Corollary. Let $$\{K_n\}$$ be a sequence of compact nested sets. Then $$\bigcap_{n = 1}^\infty K_n$$ is non-empty.

Theorem. Any space $$X$$ is compact if and only if any collection of closed sets $$\{D_\alpha\}$$ that satisfies the finite intersection property has a non-empty intersection (or, if every finite subcollection has non-empty intersection, then $$\bigcap D_\alpha \neq \emptyset$$).

Proof.

($$\Rightarrow$$): Consider $$\{D_\alpha\}$$. These are closed subset of a compact space $$X$$, so they are compact. Apply the previous theorem to get the conclusion.

($$\Leftarrow$$, by contrapositive): Assume $$X$$ is not compact. Hence, there exists an open cover $$\{U_\alpha\}$$ with no finite subcover. Since $$\{U_\alpha\}$$ is a cover, every point $$y \in X$$ is in $$\bigcup\limits_\alpha U_\alpha$$, which implies every point $$y \in X$$ is not in $$\bigcap\limits_\alpha U_\alpha$$. Hence, $$\bigcap\limits_\alpha U_\alpha = \emptyset$$. Consider any subcollection $$\{U_{\alpha_i}\}_{i = 1}^n$$. Since $$\{U_{\alpha_i}\}_{i = 1}^n$$ is not a subcover of $$X$$, there exists $$x \in X \setminus \bigcup\limits_{i = 1}^n U_{\alpha_i}$$, which implies $$x \in X \cap \bigcap\limits_{i = 1}^n U_{\alpha_i}$$. So $$\bigcap\limits_{i = 1}^n U_{\alpha_i} \neq \emptyset$$, as desired.

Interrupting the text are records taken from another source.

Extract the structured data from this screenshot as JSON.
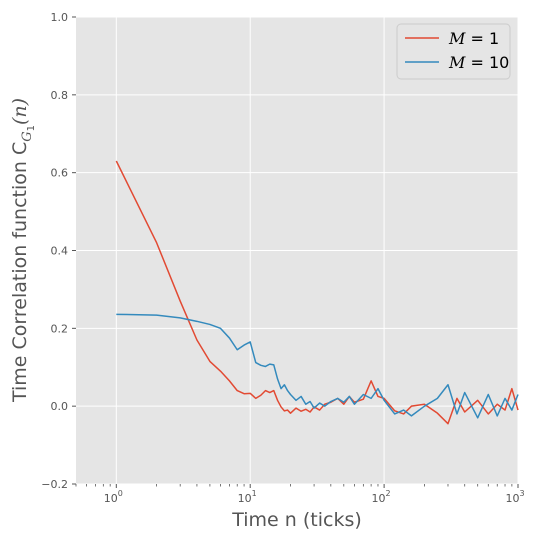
{
  "chart_data": {
    "type": "line",
    "title": "",
    "xlabel": "Time n (ticks)",
    "ylabel_parts": {
      "main": "Time Correlation function C",
      "sub": "G",
      "subsub": "1",
      "tail": "(n)"
    },
    "xscale": "log",
    "xlim": [
      0.5,
      1000
    ],
    "ylim": [
      -0.2,
      1.0
    ],
    "x_major_ticks": [
      {
        "value": 1,
        "base": "10",
        "exp": "0"
      },
      {
        "value": 10,
        "base": "10",
        "exp": "1"
      },
      {
        "value": 100,
        "base": "10",
        "exp": "2"
      },
      {
        "value": 1000,
        "base": "10",
        "exp": "3"
      }
    ],
    "y_ticks": [
      {
        "value": -0.2,
        "label": "−0.2"
      },
      {
        "value": 0.0,
        "label": "0.0"
      },
      {
        "value": 0.2,
        "label": "0.2"
      },
      {
        "value": 0.4,
        "label": "0.4"
      },
      {
        "value": 0.6,
        "label": "0.6"
      },
      {
        "value": 0.8,
        "label": "0.8"
      },
      {
        "value": 1.0,
        "label": "1.0"
      }
    ],
    "grid": true,
    "legend_position": "top-right",
    "colors": {
      "background": "#e5e5e5",
      "grid": "#ffffff",
      "text": "#555555"
    },
    "series": [
      {
        "name": "M = 1",
        "name_var": "M",
        "name_val": "1",
        "color": "#e24a33",
        "x": [
          1,
          2,
          3,
          4,
          5,
          6,
          7,
          8,
          9,
          10,
          11,
          12,
          13,
          14,
          15,
          16,
          17,
          18,
          19,
          20,
          22,
          24,
          26,
          28,
          30,
          33,
          36,
          40,
          45,
          50,
          55,
          60,
          70,
          80,
          90,
          100,
          120,
          140,
          160,
          200,
          250,
          300,
          350,
          400,
          500,
          600,
          700,
          800,
          900,
          1000
        ],
        "values": [
          0.63,
          0.42,
          0.27,
          0.17,
          0.115,
          0.09,
          0.065,
          0.04,
          0.032,
          0.033,
          0.02,
          0.028,
          0.04,
          0.035,
          0.04,
          0.015,
          -0.002,
          -0.012,
          -0.01,
          -0.018,
          -0.005,
          -0.013,
          -0.008,
          -0.015,
          -0.002,
          -0.01,
          0.005,
          0.01,
          0.02,
          0.005,
          0.025,
          0.01,
          0.018,
          0.065,
          0.025,
          0.02,
          -0.012,
          -0.02,
          0.0,
          0.005,
          -0.018,
          -0.045,
          0.02,
          -0.015,
          0.015,
          -0.02,
          0.005,
          -0.01,
          0.045,
          -0.01
        ]
      },
      {
        "name": "M = 10",
        "name_var": "M",
        "name_val": "10",
        "color": "#348abd",
        "x": [
          1,
          2,
          3,
          4,
          5,
          6,
          7,
          8,
          9,
          10,
          11,
          12,
          13,
          14,
          15,
          16,
          17,
          18,
          19,
          20,
          22,
          24,
          26,
          28,
          30,
          33,
          36,
          40,
          45,
          50,
          55,
          60,
          70,
          80,
          90,
          100,
          120,
          140,
          160,
          200,
          250,
          300,
          350,
          400,
          500,
          600,
          700,
          800,
          900,
          1000
        ],
        "values": [
          0.236,
          0.234,
          0.227,
          0.218,
          0.21,
          0.2,
          0.175,
          0.145,
          0.157,
          0.165,
          0.112,
          0.105,
          0.102,
          0.108,
          0.106,
          0.07,
          0.045,
          0.055,
          0.04,
          0.03,
          0.015,
          0.025,
          0.005,
          0.012,
          -0.005,
          0.008,
          0.0,
          0.012,
          0.02,
          0.01,
          0.025,
          0.005,
          0.03,
          0.02,
          0.045,
          0.015,
          -0.02,
          -0.01,
          -0.025,
          0.0,
          0.02,
          0.055,
          -0.02,
          0.035,
          -0.03,
          0.03,
          -0.025,
          0.02,
          -0.01,
          0.03
        ]
      }
    ]
  }
}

QED.

# Perfect Sets

A set is perfect if it is closed and every point is a limit point.

For example,

1. Any closed interval $$[a, b]$$ is perfect.
2. $$\mathbb{R}$$ is perfect.

# Cantor Sets

Start with $$K_0 = [0, 1]$$. Construct $$K_1$$ by removing the middle third of $$K_0$$, i.e. $$K_1 = \left[0, \frac{1}{3}\right] \cup \left[\frac{2}{3}, 1\right]$$. Construct $$K_2$$ by removing the middle thirds of the intervals in $$K_1$$, i.e. $$K_2 = \left[0, \frac{1}{9}\right] \cup \left[\frac{2}{9}, \frac{3}{9}\right] \cup \left[\frac{6}{9}, \frac{7}{9}\right] \cup \left[\frac{8}{9}, 1\right]$$. Continue with the construction.

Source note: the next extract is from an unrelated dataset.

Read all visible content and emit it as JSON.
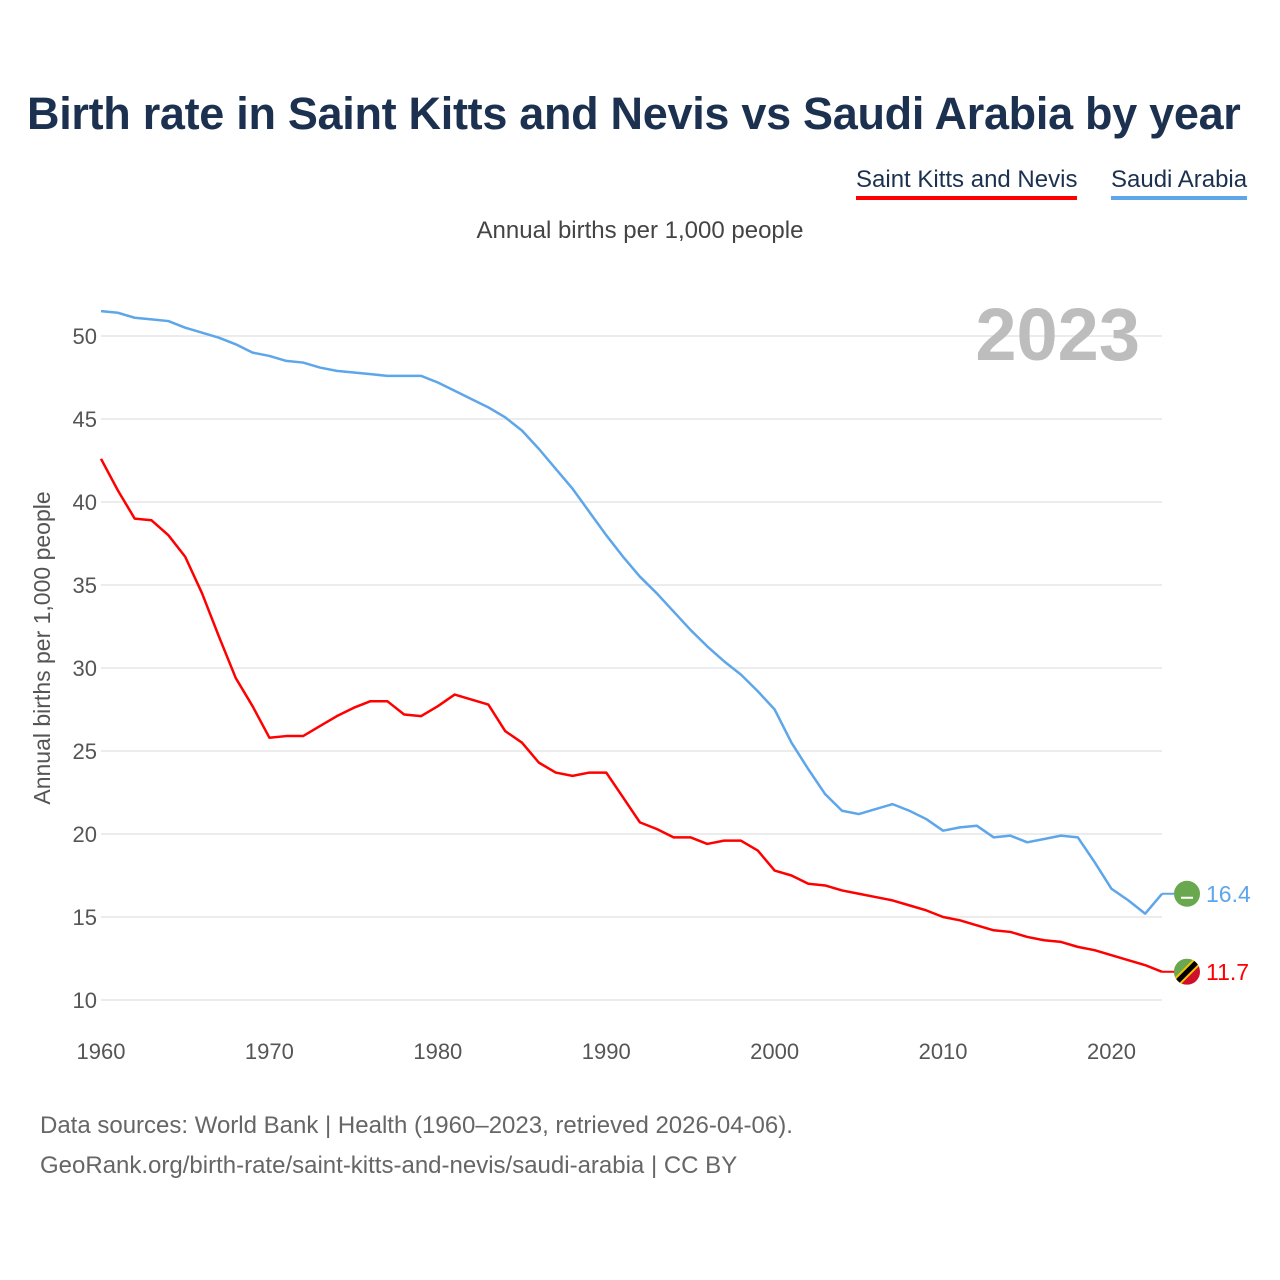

Each $$K_n$$ has $$2^n$$ intervals. Each is closed because each is a finite union of closed sets. Each is compact because each is a closed subset of the compact set $$[0, 1]$$. Finally, all $$K_n$$ are nested. Hence, their intersection is non-empty.

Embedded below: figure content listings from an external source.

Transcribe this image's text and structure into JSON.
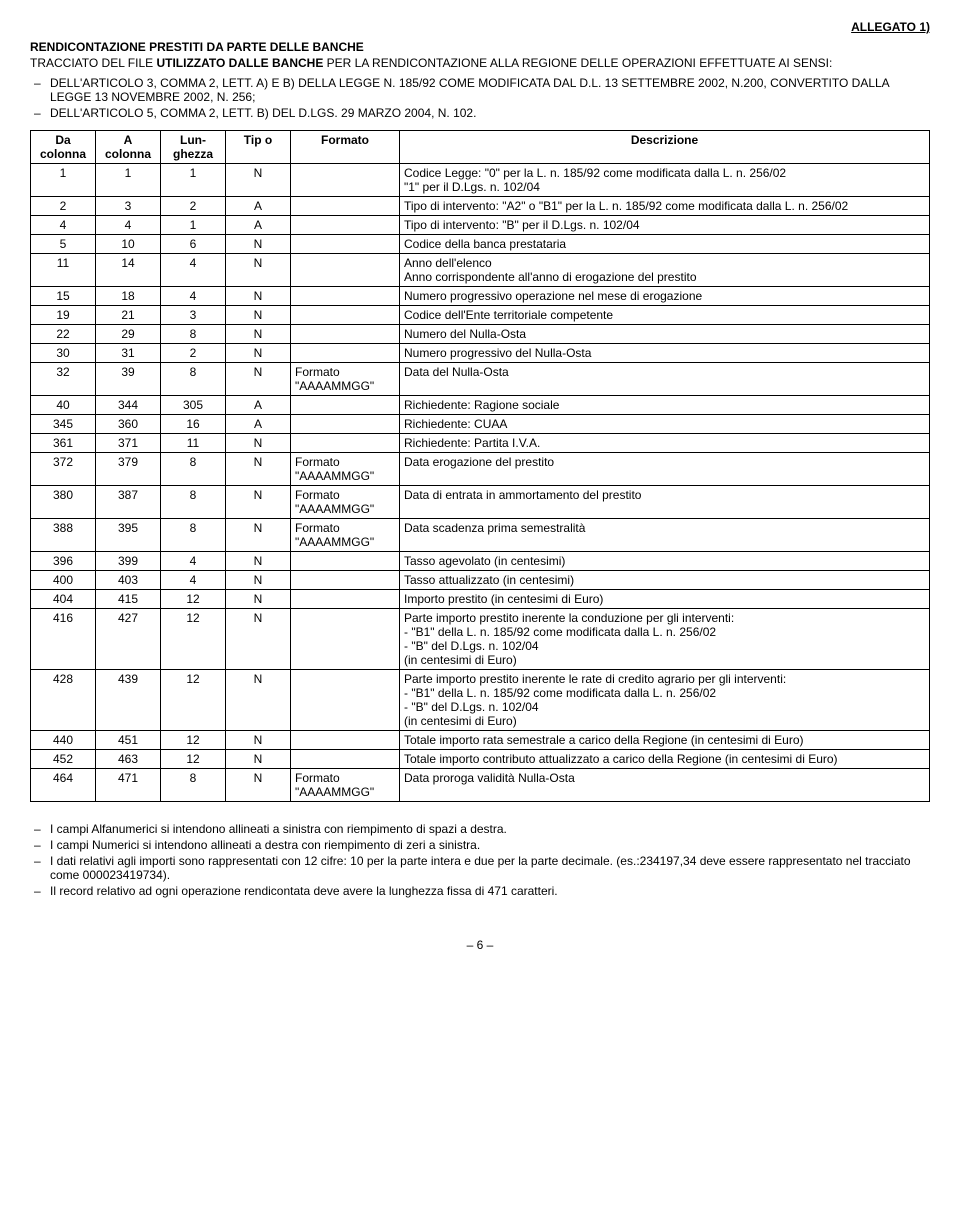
{
  "allegato": "ALLEGATO 1)",
  "title": "RENDICONTAZIONE PRESTITI DA PARTE DELLE BANCHE",
  "intro_prefix": "TRACCIATO DEL FILE ",
  "intro_bold": "UTILIZZATO DALLE BANCHE",
  "intro_suffix": " PER LA  RENDICONTAZIONE ALLA REGIONE DELLE OPERAZIONI EFFETTUATE AI SENSI:",
  "law_refs": [
    "DELL'ARTICOLO 3, COMMA 2, LETT. A) E B) DELLA LEGGE N. 185/92 COME MODIFICATA DAL D.L. 13 SETTEMBRE 2002, N.200, CONVERTITO DALLA LEGGE 13 NOVEMBRE 2002, N. 256;",
    "DELL'ARTICOLO 5, COMMA 2, LETT. B) DEL D.LGS. 29 MARZO 2004, N. 102."
  ],
  "headers": {
    "da": "Da colonna",
    "a": "A colonna",
    "lun": "Lun-ghezza",
    "tipo": "Tip o",
    "formato": "Formato",
    "desc": "Descrizione"
  },
  "rows": [
    {
      "da": "1",
      "a": "1",
      "lun": "1",
      "tipo": "N",
      "fmt": "",
      "desc": "Codice Legge: \"0\" per la L. n. 185/92 come modificata dalla L. n. 256/02\n\"1\" per il D.Lgs. n. 102/04"
    },
    {
      "da": "2",
      "a": "3",
      "lun": "2",
      "tipo": "A",
      "fmt": "",
      "desc": "Tipo di intervento: \"A2\" o \"B1\" per la L. n. 185/92 come modificata dalla L. n. 256/02"
    },
    {
      "da": "4",
      "a": "4",
      "lun": "1",
      "tipo": "A",
      "fmt": "",
      "desc": "Tipo di intervento:  \"B\" per il D.Lgs. n. 102/04"
    },
    {
      "da": "5",
      "a": "10",
      "lun": "6",
      "tipo": "N",
      "fmt": "",
      "desc": "Codice della banca prestataria"
    },
    {
      "da": "11",
      "a": "14",
      "lun": "4",
      "tipo": "N",
      "fmt": "",
      "desc": "Anno dell'elenco\nAnno corrispondente all'anno di erogazione del prestito"
    },
    {
      "da": "15",
      "a": "18",
      "lun": "4",
      "tipo": "N",
      "fmt": "",
      "desc": "Numero progressivo operazione nel mese di erogazione"
    },
    {
      "da": "19",
      "a": "21",
      "lun": "3",
      "tipo": "N",
      "fmt": "",
      "desc": "Codice dell'Ente territoriale competente"
    },
    {
      "da": "22",
      "a": "29",
      "lun": "8",
      "tipo": "N",
      "fmt": "",
      "desc": "Numero del Nulla-Osta"
    },
    {
      "da": "30",
      "a": "31",
      "lun": "2",
      "tipo": "N",
      "fmt": "",
      "desc": "Numero progressivo del Nulla-Osta"
    },
    {
      "da": "32",
      "a": "39",
      "lun": "8",
      "tipo": "N",
      "fmt": "Formato \"AAAAMMGG\"",
      "desc": "Data del Nulla-Osta"
    },
    {
      "da": "40",
      "a": "344",
      "lun": "305",
      "tipo": "A",
      "fmt": "",
      "desc": "Richiedente: Ragione sociale"
    },
    {
      "da": "345",
      "a": "360",
      "lun": "16",
      "tipo": "A",
      "fmt": "",
      "desc": "Richiedente: CUAA"
    },
    {
      "da": "361",
      "a": "371",
      "lun": "11",
      "tipo": "N",
      "fmt": "",
      "desc": "Richiedente: Partita I.V.A."
    },
    {
      "da": "372",
      "a": "379",
      "lun": "8",
      "tipo": "N",
      "fmt": "Formato \"AAAAMMGG\"",
      "desc": "Data erogazione del prestito"
    },
    {
      "da": "380",
      "a": "387",
      "lun": "8",
      "tipo": "N",
      "fmt": "Formato \"AAAAMMGG\"",
      "desc": "Data di entrata in ammortamento del prestito"
    },
    {
      "da": "388",
      "a": "395",
      "lun": "8",
      "tipo": "N",
      "fmt": "Formato \"AAAAMMGG\"",
      "desc": "Data scadenza prima semestralità"
    },
    {
      "da": "396",
      "a": "399",
      "lun": "4",
      "tipo": "N",
      "fmt": "",
      "desc": "Tasso agevolato (in centesimi)"
    },
    {
      "da": "400",
      "a": "403",
      "lun": "4",
      "tipo": "N",
      "fmt": "",
      "desc": "Tasso attualizzato (in centesimi)"
    },
    {
      "da": "404",
      "a": "415",
      "lun": "12",
      "tipo": "N",
      "fmt": "",
      "desc": "Importo prestito (in centesimi di Euro)"
    },
    {
      "da": "416",
      "a": "427",
      "lun": "12",
      "tipo": "N",
      "fmt": "",
      "desc": "Parte importo prestito inerente la conduzione per gli interventi:\n   - \"B1\" della L. n. 185/92 come modificata dalla L. n. 256/02\n   - \"B\" del D.Lgs. n. 102/04\n(in centesimi di Euro)"
    },
    {
      "da": "428",
      "a": "439",
      "lun": "12",
      "tipo": "N",
      "fmt": "",
      "desc": "Parte importo prestito inerente le rate di credito agrario per gli interventi:\n   - \"B1\" della L. n. 185/92 come modificata dalla L. n. 256/02\n   - \"B\" del D.Lgs. n. 102/04\n(in centesimi di Euro)"
    },
    {
      "da": "440",
      "a": "451",
      "lun": "12",
      "tipo": "N",
      "fmt": "",
      "desc": "Totale importo rata semestrale a carico della Regione (in centesimi di Euro)"
    },
    {
      "da": "452",
      "a": "463",
      "lun": "12",
      "tipo": "N",
      "fmt": "",
      "desc": "Totale importo contributo attualizzato a carico della Regione (in centesimi di Euro)"
    },
    {
      "da": "464",
      "a": "471",
      "lun": "8",
      "tipo": "N",
      "fmt": "Formato \"AAAAMMGG\"",
      "desc": "Data proroga validità Nulla-Osta"
    }
  ],
  "notes": [
    "I campi Alfanumerici si intendono allineati a sinistra con riempimento di spazi a destra.",
    "I campi Numerici si intendono allineati a destra con riempimento di zeri a sinistra.",
    "I dati relativi agli importi sono rappresentati con 12 cifre: 10 per la parte intera e due per la parte decimale. (es.:234197,34 deve essere rappresentato nel tracciato come 000023419734).",
    "Il record relativo ad ogni operazione rendicontata deve avere la lunghezza fissa di 471 caratteri."
  ],
  "page": "– 6 –"
}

Let $$C = \bigcap\limits_{n = 0}^\infty K_n$$, called the Cantor set. Notice that

• $$C$$ is closed because it is the intersection of arbitrary many closed sets.
• $$C$$ is perfect.
• $$C$$ consists of real numbers whose ternary expansion contains only $$0$$s or $$2$$s, which shows that $$C$$ is uncountable (or $$C$$ has non-endpoints of $$K_n$$).
• $$C$$ has no interior.
• $$C$$ is totally disconnected.
• $$C$$ has measure $$0$$, i.e. for any $$\epsilon > 0$$, $$C$$ can be covered by intervals of total length less than $$\epsilon$$.